Прилетели: на Монмартре толпа народа, плюнуть негде. У Любы в первый же вечер сумочку порезали и кошелек украли. Хорошо, деньги в гостинице лежали, как муж присоветовал, а сумочку жалко. Хоть и купила года три назад и на распродаже, а все-таки любимая и вместительная. На следующий вечер в «Мулен Руж» пошли – срам один. Люба не знала, куда спрятаться от стыда, да и муж сидел хмурый, все считал, наверное, сколько денег на эту гадость потратили. Ну и по Полям погуляли, конечно: цены в бутиках космические, даже заходить не хочется, кафе прямо посреди тротуара, присел кофе попить, а на тебя все глазеют, да и кофе стóит, как целый обед в заводском буфете. В общем, Париж Любе не понравился. А уж если не понравился Париж, так и незачем куда-то еще ехать. Только тратиться. Лучше отложить. Тем более что теперь оно как-то надежнее стало. Даже муж признал, что можно не в кубышку, а снова в банк нести.
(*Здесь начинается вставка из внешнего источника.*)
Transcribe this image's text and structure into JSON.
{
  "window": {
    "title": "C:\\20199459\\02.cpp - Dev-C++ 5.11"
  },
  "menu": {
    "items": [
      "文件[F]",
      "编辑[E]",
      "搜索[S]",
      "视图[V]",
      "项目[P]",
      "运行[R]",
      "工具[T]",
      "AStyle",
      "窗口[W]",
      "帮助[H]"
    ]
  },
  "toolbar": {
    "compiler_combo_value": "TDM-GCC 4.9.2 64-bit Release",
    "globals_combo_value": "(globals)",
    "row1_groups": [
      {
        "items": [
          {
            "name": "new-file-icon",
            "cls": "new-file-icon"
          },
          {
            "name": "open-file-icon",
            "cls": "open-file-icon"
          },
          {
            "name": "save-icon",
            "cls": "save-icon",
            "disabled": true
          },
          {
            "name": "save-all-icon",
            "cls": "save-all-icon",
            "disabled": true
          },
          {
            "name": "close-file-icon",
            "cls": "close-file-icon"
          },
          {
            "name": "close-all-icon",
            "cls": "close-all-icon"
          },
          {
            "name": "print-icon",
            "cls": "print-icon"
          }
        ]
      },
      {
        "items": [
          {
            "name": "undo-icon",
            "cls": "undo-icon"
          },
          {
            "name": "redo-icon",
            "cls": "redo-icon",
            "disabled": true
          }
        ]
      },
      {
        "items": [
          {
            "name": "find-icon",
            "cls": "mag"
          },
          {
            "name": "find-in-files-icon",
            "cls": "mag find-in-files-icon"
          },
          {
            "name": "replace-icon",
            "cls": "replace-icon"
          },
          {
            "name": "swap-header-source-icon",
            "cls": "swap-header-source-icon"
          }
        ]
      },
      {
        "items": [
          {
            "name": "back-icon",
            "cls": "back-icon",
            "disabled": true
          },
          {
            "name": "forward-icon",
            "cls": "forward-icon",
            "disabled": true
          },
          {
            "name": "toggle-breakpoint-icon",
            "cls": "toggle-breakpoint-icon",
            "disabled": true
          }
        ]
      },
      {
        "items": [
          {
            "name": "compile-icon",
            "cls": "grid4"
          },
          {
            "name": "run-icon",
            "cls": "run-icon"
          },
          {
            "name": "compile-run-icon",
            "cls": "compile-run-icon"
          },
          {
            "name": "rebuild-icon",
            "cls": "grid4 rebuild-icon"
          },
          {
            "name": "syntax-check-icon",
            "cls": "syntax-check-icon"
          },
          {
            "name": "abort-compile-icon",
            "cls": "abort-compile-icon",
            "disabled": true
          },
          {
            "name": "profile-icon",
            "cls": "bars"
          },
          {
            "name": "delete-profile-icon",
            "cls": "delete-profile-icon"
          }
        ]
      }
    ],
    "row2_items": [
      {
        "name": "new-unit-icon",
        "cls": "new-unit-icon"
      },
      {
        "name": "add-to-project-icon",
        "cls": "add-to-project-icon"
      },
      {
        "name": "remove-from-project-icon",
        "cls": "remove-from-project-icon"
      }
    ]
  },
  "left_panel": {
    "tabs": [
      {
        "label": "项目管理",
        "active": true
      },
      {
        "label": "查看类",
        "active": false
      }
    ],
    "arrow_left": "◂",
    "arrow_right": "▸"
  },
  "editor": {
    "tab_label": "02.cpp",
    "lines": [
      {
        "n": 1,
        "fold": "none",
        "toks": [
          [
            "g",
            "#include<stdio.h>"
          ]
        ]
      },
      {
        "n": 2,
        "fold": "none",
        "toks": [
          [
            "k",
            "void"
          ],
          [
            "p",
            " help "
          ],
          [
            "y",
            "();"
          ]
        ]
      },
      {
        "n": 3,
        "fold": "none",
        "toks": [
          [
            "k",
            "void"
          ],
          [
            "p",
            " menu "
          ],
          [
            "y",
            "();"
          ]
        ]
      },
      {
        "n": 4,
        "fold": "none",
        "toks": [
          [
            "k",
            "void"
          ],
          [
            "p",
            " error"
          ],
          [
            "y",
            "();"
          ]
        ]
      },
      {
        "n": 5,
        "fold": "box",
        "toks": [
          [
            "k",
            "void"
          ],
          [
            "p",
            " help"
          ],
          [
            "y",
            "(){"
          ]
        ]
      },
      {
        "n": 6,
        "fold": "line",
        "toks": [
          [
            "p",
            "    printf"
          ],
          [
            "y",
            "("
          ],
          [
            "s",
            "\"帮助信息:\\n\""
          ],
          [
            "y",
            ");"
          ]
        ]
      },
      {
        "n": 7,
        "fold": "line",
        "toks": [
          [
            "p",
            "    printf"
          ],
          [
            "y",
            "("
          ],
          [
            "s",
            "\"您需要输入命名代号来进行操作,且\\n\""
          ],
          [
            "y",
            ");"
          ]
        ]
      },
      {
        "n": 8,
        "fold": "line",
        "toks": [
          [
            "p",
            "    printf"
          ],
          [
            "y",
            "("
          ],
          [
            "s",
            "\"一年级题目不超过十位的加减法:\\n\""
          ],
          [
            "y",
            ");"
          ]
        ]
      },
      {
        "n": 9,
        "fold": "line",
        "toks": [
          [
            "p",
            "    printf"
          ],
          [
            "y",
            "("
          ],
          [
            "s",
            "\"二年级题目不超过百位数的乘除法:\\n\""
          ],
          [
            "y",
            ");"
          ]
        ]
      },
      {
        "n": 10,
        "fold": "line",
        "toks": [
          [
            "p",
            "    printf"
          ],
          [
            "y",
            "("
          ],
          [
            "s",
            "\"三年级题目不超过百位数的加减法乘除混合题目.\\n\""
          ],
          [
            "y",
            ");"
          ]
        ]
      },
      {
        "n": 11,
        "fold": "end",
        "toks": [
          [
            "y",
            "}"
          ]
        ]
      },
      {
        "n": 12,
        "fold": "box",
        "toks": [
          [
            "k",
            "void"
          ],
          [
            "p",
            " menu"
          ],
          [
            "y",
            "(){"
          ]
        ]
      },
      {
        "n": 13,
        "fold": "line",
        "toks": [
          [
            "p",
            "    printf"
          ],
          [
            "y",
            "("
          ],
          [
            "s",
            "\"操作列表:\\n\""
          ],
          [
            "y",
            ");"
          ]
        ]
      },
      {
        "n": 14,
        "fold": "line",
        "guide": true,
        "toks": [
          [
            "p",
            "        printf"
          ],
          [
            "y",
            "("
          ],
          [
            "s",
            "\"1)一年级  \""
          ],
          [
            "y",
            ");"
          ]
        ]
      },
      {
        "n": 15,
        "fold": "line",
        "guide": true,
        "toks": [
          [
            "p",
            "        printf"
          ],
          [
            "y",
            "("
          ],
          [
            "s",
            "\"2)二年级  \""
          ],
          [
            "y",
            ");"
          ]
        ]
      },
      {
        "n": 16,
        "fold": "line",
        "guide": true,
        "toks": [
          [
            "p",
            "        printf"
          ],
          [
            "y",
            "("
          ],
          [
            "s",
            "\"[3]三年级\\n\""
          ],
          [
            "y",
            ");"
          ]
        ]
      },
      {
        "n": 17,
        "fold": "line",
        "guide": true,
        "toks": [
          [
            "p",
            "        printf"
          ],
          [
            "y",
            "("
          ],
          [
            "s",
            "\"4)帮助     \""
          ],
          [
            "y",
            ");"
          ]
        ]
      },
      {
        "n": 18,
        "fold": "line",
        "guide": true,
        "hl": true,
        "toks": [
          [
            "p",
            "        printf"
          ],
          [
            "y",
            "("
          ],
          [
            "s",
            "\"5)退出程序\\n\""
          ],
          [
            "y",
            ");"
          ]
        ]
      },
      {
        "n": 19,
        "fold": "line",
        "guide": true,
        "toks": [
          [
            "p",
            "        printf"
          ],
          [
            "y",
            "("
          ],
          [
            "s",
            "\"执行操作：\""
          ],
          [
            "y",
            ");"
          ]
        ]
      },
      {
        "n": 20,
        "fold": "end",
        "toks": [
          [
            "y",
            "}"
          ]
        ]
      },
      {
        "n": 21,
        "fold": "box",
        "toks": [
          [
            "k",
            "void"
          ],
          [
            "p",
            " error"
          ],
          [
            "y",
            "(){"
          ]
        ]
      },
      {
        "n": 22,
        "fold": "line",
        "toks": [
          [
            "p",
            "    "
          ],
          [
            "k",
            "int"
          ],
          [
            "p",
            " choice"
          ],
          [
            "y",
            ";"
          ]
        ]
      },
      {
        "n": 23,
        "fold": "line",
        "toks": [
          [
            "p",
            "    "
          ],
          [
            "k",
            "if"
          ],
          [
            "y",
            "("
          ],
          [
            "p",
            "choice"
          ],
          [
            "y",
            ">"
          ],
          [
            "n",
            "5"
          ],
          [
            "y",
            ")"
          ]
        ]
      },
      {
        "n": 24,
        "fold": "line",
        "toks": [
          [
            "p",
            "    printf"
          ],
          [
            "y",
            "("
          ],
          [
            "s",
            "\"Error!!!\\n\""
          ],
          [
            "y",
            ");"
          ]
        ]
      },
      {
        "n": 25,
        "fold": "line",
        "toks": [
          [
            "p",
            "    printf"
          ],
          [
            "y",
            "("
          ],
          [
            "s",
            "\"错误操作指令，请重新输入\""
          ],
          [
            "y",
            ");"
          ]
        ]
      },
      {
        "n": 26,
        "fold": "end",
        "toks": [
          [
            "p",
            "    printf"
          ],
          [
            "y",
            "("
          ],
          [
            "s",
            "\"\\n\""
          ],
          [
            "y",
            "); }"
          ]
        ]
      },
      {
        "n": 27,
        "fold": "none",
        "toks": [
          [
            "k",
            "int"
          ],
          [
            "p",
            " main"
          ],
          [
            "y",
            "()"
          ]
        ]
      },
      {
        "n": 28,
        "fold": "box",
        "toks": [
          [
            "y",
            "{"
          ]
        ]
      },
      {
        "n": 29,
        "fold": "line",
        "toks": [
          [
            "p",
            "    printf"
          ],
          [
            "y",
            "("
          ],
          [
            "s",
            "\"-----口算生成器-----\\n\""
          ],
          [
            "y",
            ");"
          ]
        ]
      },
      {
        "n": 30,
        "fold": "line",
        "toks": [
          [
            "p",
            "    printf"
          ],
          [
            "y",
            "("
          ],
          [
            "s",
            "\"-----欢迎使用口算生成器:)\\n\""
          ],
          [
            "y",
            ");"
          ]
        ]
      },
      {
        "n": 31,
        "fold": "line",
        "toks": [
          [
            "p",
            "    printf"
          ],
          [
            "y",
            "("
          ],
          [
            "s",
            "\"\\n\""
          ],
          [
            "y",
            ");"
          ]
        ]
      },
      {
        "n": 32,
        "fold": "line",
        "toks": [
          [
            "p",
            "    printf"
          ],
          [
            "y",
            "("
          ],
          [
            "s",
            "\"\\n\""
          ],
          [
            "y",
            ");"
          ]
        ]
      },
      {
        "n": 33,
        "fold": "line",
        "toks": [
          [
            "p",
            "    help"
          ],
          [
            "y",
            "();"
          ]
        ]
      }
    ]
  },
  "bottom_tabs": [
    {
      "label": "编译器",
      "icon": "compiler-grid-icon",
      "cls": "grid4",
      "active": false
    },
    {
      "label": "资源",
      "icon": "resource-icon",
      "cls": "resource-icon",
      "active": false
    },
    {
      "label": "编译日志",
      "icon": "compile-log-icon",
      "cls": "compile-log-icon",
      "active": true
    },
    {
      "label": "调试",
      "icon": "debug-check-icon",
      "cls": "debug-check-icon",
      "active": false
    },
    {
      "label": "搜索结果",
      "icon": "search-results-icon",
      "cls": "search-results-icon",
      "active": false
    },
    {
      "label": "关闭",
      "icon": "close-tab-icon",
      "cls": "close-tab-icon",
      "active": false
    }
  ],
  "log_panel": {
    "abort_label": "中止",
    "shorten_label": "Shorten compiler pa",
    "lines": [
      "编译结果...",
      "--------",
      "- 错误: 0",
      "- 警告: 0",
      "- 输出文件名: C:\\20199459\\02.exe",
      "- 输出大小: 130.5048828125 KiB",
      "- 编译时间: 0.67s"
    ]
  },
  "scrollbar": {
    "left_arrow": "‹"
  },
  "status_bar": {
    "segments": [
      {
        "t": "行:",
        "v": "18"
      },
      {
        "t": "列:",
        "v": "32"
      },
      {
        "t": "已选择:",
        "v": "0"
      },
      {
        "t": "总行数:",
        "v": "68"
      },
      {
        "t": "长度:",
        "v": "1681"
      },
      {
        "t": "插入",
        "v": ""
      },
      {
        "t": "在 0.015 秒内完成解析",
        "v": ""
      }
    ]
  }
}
Он и носил, Люба в это дело не лезла. Ее задача копеечку принести, а дальше пусть Валера распоряжается – ему видней. Он распоряжался, и каждый месяц показывал ей свои расчеты:
– Проценты вот набежали, хорошо?
– Замечательно! – восторгалась Люба и чмокала мужа в давно образовавшуюся лысину. – Какой ты у меня умный!
– А если на депозит положить, так еще больше набежит.
– Клади!
– А потом еще акции купим и в фонды вложимся, еще больше накопления станут.
– Отлично!
– И чего отличного? – негодовала Танька во время очередной встречи. – Пользоваться надо, пока не померли. Кому потом ваши накопления нужны будут?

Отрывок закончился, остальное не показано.